Another large collection of landlord records useful for genealogical research is kept in Fond 168, called “State commissions on liquidation of serfdom 1748–1876.” After an 1848 agricultural reform, commissions were organized to establish the amounts paid to landlords as compensation for the liquidation of serfdom. Documents are organized by town/village and consist of inventories of the compulsory services. Although Jews never were serfs, they usually were listed in the documents as payers of various kinds of taxes.

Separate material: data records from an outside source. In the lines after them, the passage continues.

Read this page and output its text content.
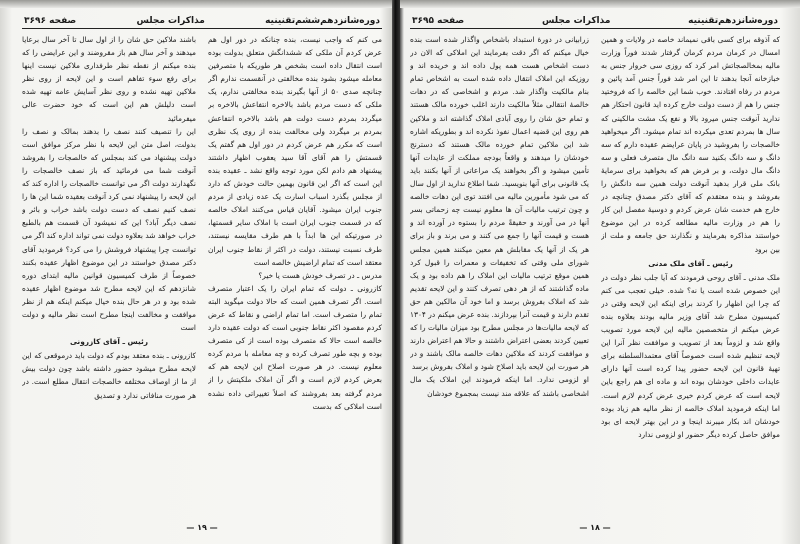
دوره‌شانزدهم‌ششم‌تقنینیه
مذاکرات مجلس
صفحه ۳۶۹۶

می کنم که واجب نیست، بنده چنانکه در دور اول هم عرض کردم آن ملکی که ششدانگش متعلق بدولت بوده است انتقال داده است بشخص هر طوریکه با متصرفین معامله میشود بشود بنده مخالفتی در آنقسمت ندارم اگر چنانچه صدی ۵۰ از آنها بگیرند بنده مخالفتی ندارم، یک ملکی که دست مردم باشد بالاخره انتفاعش بالاخره بر میگردد بمردم دست دولت هم باشد بالاخره انتفاعش بمردم بر میگردد ولی مخالفت بنده از روی یک نظری است که مکرر هم عرض کردم در دور اول هم گفتم یک قسمتش را هم آقای آقا سید یعقوب اظهار داشتند پیشنهاد هم دادم لکن مورد توجه واقع نشد ـ عقیده بنده این است که اگر این قانون بهمین حالت خودش که دارد از مجلس بگذرد اسباب اسارت یک عده زیادی از مردم جنوب ایران میشود. آقایان قیاس می‌کنند املاک خالصه که در قسمت جنوب ایران است با املاک سایر قسمتها، در صورتیکه این ها ابداً با هم طرف مقایسه نیستند، طرف نسبت نیستند، دولت در اکثر از نقاط جنوب ایران معتقد است که تمام اراضیش خالصه است

مدرس ـ در تصرف خودش هست یا خیر؟

کازرونی ـ دولت که تمام ایران را یک اعتبار متصرف است. اگر تصرف همین است که حالا دولت میگوید البته تمام را متصرف است. اما تمام اراضی و نقاط که عرض کردم مقصود اکثر نقاط جنوبی است که دولت عقیده دارد خالصه است حالا که متصرف بوده است از کی متصرف بوده و بچه طور تصرف کرده و چه معامله با مردم کرده معلوم نیست. در هر صورت اصلاح این لایحه هم که بعرض کردم لازم است و اگر آن املاک ملکیتش را از مردم گرفته بعد بفروشند که اصلاً تغییراتی داده نشده است املاکی که بدست

باشند ملاکین حق شان را از اول سال تا آخر سال برعایا میدهند و آخر سال هم باز مقروضند و این عرایضی را که بنده میکنم از نقطه نظر طرفداری ملاکین نیست اینها برای رفع سوء تفاهم است و این لایحه از روی نظر ملاکین تهیه نشده و روی نظر آسایش عامه تهیه شده است دلیلش هم این است که خود حضرت عالی میفرمائید

این را تنصیف کنند نصف را بدهند بمالک و نصف را بدولت، اصل متن این لایحه با نظر مرکز موافق است دولت پیشنهاد می کند بمجلس که خالصجات را بفروشد آنوقت شما می فرمائید که باز نصف خالصجات را نگهدارند دولت اگر می توانست خالصجات را اداره کند که این لایحه را پیشنهاد نمی کرد آنوقت بعقیده شما این ها را نصف کنیم نصف که دست دولت باشد خراب و بائر و نصف دیگر آباد؟ این که نمیشود آن قسمت هم بالطبع خراب خواهد شد بعلاوه دولت نمی تواند اداره کند اگر می توانست چرا پیشنهاد فروشش را می کرد؟ فرمودید آقای دکتر مصدق خواستند در این موضوع اظهار عقیده بکنند خصوصاً از طرف کمیسیون قوانین مالیه ابتدای دوره شانزدهم که این لایحه مطرح شد موضوع اظهار عقیده شده بود و در هر حال بنده خیال میکنم اینکه هم از نظر موافقت و مخالفت اینجا مطرح است نظر مالیه و دولت است

رئیس ـ آقای کازرونی

کازرونی ـ بنده معتقد بودم که دولت باید درموقعی که این لایحه مطرح میشود حضور داشته باشد چون دولت بیش از ما از اوصاف مختلفه خالصجات انتقال مطلع است. در هر صورت منافاتی ندارد و تصدیق

— ۱۹ —
دوره‌شانزدهم‌تقنینیه
مذاکرات مجلس
صفحه ۳۶۹۵

که آذوقه برای کسی باقی نمیماند خاصه در ولایات و همین امسال در کرمان مردم کرمان گرفتار شدند فوراً وزارت مالیه بمخالصجاتش امر کرد که روزی سی خروار جنس به خبازخانه آنجا بدهند تا این امر شد فوراً جنس آمد پائین و مردم در رفاه افتادند. خوب شما این خالصه را که فروختید جنس را هم از دست دولت خارج کرده اید قانون احتکار هم ندارید آنوقت جنس میرود بالا و نفع یک مشت مالکینی که سال ها بمردم تعدی میکرده اند تمام میشود. اگر میخواهید خالصجات را بفروشید در پایان عرایضم عقیده دارم که سه دانگ و سه دانگ بکنید سه دانگ مال متصرف فعلی و سه دانگ مال دولت، و بر فرض هم که بخواهید برای سرمایهٔ بانک ملی قرار بدهید آنوقت دولت همین سه دانگش را بفروشد و بنده معتقدم که آقای دکتر مصدق چنانچه در خارج هم خدمت شان عرض کردم و دوسیهٔ مفصل این کار را هم در وزارت مالیه مطالعه کرده در این موضوع خواستند مذاکره بفرمایند و نگذارند حق جامعه و ملت از بین برود

رئیس ـ آقای ملک مدنی

ملک مدنی ـ آقای روحی فرمودند که آیا جلب نظر دولت در این خصوص شده است یا نه؟ شده. خیلی تعجب می کنم که چرا این اظهار را کردند برای اینکه این لایحه وقتی در کمیسیون مطرح شد آقای وزیر مالیه بودند بعلاوه بنده عرض میکنم از متخصصین مالیه این لایحه مورد تصویب واقع شد و لزوماً بعد از تصویب و موافقت نظر آنرا این لایحه تنظیم شده است خصوصاً آقای معتمدالسلطنه برای تهیهٔ قانون این لایحه حضور پیدا کرده است آنها دارای عایدات داخلی خودشان بوده اند و ماده ای هم راجع باین لایحه است که عرض کردم خیری عرض کردم لازم است. اما اینکه فرمودید املاک خالصه از نظر مالیه هم زیاد بوده خودشان اند بکار میبرند اینجا و در این بهتر لایحه ای بود موافق حاصل کرده دیگر حضور او لزومی ندارد

زرابیانی در دورهٔ استبداد باشخاص واگذار شده است بنده خیال میکنم که اگر دقت بفرمایند این املاکی که الان در دست اشخاص هست همه پول داده اند و خریده اند و روزیکه این املاک انتقال داده شده است به اشخاص تمام بنام مالکیت واگذار شد. مردم و اشخاصی که در دهات خالصهٔ انتقالی مثلاً مالکیت دارند اغلب خورده مالک هستند و تمام حق شان را روی آبادی املاک گذاشته اند و ملاکین هم روی این قضیه اعمال نفوذ نکرده اند و بطوریکه اشاره شد این ملاکین تمام خورده مالک هستند که دسترنج خودشان را میدهند و واقعاً بودجه مملکت از عایدات آنها تأمین میشود و اگر بخواهند یک مراعاتی از آنها بکنند باید یک قانونی برای آنها بنویسید. شما اطلاع ندارید از اول سال که می شود مأمورین مالیه می افتند توی این دهات خالصه و چون ترتیب مالیات آن ها معلوم نیست چه زحماتی بسر آنها در می آورند و حقیقةً مردم را بستوه در آورده اند و هست و قیمت آنها را جمع می کنند و می برند و باز برای هر یک از آنها یک مقابلش هم معین میکنند همین مجلس شورای ملی وقتی که تخفیفات و معمرات را قبول کرد همین موقع ترتیب مالیات این املاک را هم داده بود و یک ماده گذاشتند که از هر دهی تصرف کنند و این لایحه تقدیم شد که املاک بفروش برسد و اما خود آن مالکین هم حق تقدم دارند و قیمت آنرا بپردازند. بنده عرض میکنم در ۱۳۰۴ که لایحه مالیات‌ها در مجلس مطرح بود میزان مالیات را که تعیین کردند بعضی اعتراض داشتند و حالا هم اعتراض دارند و موافقت کردند که ملاکین دهات خالصه مالک باشند و در هر صورت این لایحه باید اصلاح شود و املاک بفروش برسد

او لزومی ندارد. اما اینکه فرمودند این املاک یک مال اشخاصی باشند که علاقه مند نیست بمجموع خودشان

— ۱۸ —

Documents of Galician educational institutions also are important and often the only source of information for Jewish genealogy for the interwar period. They are kept in Fond 178 and 179 “Regional School Council” (1852–1921) and “Curatoria of Lviv School Circuit”(1921–1939). These documents concern the activity of Jewish kindergartens, elementary schools, gymnasiums, teachers’ seminaries and professional schools, all of which are fully represented in these fonds. The records are arranged chronologically and then in a given year alphabetically by name of town with a given year. Documents of genealogical interest include student lists, examination letters, graduation certificates, school certificates; lists of teachers; and personal files of teachers. These documents include dates and places of birth and, sometimes, the names of parents. Examination letters include student photographs.
Records of the Central Jewish Society JEAS, Lviv Branch” (1920–1939), which operated from 1923 until 1939, are in the Fond 334 and include a large number of alphabetically arranged emigrant registration cards.. The cards provide detailed information about each individual: age, address, family members, education, social status, knowledge of foreign languages and more.